We don't just affect other people with our feelings, thoughts, and beliefs; we also affect physical objects that don't have feelings or emotions (at least, as far as we can tell, they don't). In
The Intention Experiment,
Arizona University professor Dr. Gary Schwartz and Lynn McTaggart describe an interesting experiment they conducted. People in a controlled laboratory setting in London, England, were asked to focus their thoughts on a particular leaf sitting in a laboratory, thousands of miles away, in a lab in Arizona. The subjects had to imagine the leaf glowing. Shortly, the leaf began to emit biophotons that were picked up by a very sensitive camera, while another leaf lying next to it, which was not the object of the subjects' thoughts, remained the same. Similar experiments involving beans and water showed similar results.

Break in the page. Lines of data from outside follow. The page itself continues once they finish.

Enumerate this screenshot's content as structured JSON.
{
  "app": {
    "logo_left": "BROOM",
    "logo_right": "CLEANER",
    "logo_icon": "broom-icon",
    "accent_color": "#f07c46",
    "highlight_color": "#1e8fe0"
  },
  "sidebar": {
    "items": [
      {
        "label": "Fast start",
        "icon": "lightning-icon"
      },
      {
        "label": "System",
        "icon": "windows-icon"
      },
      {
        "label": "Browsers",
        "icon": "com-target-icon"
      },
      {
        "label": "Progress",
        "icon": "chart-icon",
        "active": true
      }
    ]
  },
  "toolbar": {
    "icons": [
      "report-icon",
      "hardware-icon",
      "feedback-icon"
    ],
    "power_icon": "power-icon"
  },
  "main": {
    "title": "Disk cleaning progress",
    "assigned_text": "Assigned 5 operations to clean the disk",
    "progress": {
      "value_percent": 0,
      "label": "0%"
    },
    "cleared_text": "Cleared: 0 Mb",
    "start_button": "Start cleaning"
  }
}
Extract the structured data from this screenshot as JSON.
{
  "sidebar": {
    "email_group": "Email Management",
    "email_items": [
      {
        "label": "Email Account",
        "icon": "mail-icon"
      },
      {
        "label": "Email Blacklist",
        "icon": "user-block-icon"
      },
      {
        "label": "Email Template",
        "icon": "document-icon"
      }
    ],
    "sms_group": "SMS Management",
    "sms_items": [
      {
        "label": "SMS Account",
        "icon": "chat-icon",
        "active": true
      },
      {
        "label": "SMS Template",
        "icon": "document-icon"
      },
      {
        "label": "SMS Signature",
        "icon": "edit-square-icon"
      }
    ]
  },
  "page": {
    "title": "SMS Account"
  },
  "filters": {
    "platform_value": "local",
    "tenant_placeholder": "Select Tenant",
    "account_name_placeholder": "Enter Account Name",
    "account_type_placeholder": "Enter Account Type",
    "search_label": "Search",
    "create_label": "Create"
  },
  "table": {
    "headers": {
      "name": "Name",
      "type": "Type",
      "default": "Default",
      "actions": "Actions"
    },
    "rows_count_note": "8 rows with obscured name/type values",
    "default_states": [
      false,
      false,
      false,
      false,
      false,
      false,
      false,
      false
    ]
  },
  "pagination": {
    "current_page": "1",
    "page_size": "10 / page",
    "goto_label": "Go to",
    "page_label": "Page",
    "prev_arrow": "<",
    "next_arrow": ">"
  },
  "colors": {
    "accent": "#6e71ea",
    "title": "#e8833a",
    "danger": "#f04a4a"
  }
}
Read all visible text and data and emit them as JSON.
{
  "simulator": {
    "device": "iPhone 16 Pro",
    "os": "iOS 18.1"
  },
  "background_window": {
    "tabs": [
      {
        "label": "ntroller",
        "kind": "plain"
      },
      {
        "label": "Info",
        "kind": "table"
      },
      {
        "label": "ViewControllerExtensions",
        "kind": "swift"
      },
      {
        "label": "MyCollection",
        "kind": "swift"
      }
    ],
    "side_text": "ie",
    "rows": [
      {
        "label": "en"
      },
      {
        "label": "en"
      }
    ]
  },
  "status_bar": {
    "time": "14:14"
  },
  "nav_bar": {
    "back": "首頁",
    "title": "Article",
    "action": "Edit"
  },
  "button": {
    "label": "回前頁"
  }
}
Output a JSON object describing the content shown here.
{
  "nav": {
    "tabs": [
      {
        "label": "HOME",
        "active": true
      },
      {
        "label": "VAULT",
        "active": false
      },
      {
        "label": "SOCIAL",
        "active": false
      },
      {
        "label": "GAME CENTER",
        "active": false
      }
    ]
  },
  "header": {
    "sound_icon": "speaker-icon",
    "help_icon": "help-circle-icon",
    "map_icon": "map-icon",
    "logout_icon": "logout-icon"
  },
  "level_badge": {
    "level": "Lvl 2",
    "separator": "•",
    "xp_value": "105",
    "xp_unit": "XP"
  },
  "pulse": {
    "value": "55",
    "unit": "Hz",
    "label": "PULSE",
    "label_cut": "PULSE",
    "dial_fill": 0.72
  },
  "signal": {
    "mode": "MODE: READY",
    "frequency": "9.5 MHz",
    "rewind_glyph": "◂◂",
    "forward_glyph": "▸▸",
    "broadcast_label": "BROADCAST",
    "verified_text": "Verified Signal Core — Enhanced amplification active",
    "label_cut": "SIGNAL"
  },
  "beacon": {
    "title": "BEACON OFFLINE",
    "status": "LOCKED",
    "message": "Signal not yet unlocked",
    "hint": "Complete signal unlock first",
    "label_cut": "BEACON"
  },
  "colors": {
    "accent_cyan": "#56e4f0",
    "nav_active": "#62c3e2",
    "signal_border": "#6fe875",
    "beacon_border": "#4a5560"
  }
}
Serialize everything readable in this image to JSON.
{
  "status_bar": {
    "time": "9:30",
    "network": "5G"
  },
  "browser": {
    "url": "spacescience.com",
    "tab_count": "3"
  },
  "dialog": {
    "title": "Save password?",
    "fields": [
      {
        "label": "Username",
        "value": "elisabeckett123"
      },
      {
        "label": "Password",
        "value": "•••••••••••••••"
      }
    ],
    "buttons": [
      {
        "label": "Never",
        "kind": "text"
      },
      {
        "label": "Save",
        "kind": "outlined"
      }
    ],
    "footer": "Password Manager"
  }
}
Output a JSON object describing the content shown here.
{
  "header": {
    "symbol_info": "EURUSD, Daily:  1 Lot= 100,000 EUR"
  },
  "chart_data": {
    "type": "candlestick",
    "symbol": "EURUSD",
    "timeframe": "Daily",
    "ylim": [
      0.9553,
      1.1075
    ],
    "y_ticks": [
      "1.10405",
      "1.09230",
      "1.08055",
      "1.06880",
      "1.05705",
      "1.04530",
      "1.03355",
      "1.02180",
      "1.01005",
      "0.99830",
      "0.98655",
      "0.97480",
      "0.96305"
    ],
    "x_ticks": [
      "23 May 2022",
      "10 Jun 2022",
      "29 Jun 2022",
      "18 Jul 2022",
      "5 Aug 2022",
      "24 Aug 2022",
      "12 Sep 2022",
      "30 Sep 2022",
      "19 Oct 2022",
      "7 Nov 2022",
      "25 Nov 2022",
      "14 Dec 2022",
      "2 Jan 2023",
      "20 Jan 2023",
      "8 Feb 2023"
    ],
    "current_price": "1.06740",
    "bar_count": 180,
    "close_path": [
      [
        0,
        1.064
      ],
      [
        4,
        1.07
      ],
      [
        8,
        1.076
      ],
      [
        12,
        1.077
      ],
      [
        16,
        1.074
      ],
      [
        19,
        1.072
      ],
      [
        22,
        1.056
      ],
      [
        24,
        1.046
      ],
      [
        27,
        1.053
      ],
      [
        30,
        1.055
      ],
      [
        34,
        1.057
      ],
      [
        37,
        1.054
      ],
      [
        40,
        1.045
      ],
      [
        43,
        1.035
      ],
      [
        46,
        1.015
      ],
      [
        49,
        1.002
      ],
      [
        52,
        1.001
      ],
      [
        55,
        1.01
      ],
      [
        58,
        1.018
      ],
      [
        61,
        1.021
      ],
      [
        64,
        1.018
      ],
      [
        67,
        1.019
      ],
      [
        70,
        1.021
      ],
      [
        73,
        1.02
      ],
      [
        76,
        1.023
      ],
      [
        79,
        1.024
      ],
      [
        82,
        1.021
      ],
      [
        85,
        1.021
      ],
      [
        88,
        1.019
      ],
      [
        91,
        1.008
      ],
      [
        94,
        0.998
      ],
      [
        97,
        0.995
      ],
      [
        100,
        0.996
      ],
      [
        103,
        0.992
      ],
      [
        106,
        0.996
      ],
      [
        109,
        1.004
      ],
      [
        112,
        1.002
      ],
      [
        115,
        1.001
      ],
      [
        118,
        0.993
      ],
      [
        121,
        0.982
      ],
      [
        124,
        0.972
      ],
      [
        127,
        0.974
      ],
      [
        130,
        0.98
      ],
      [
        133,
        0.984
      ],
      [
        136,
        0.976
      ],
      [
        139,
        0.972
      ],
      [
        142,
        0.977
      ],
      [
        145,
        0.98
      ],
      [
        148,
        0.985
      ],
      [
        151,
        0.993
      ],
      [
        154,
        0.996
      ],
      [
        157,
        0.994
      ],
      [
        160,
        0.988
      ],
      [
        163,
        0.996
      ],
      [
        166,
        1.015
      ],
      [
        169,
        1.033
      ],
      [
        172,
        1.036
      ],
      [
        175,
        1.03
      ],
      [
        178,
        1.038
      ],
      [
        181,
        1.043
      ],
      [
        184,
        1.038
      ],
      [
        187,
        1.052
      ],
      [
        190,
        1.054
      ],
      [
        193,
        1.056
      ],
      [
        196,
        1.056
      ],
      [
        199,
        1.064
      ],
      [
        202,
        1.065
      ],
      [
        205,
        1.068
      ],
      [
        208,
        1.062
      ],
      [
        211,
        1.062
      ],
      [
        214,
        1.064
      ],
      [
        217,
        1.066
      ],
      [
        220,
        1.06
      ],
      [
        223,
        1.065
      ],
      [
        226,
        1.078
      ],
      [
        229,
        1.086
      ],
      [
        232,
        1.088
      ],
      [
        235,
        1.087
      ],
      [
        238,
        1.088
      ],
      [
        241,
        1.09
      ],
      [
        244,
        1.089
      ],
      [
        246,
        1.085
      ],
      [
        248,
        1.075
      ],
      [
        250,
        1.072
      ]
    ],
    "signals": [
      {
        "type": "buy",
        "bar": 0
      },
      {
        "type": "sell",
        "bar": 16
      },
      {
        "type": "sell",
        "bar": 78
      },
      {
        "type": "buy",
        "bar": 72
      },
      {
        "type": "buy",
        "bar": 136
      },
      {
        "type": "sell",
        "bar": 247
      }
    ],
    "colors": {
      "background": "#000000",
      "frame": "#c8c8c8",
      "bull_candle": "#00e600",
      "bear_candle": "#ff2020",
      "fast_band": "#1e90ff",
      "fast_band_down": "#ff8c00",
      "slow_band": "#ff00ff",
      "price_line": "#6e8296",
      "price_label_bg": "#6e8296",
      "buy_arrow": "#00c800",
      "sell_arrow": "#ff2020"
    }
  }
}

So, if thoughts and feelings have such a powerful effect on a leaf, or on water, how much do you suppose your beliefs and emotions, or the thoughts and beliefs you take in from others, affect your cells and organs? For instance, what happens when you think,
I'm fat
? How does your body respond to the belief,
To be a good person, I have to take care of others, no matter how hard the burden is
”? Does that get your cortisol running? What if you feel the disapproval of others, believe others think you're fat, or pick up on their beliefs that you're not good enough?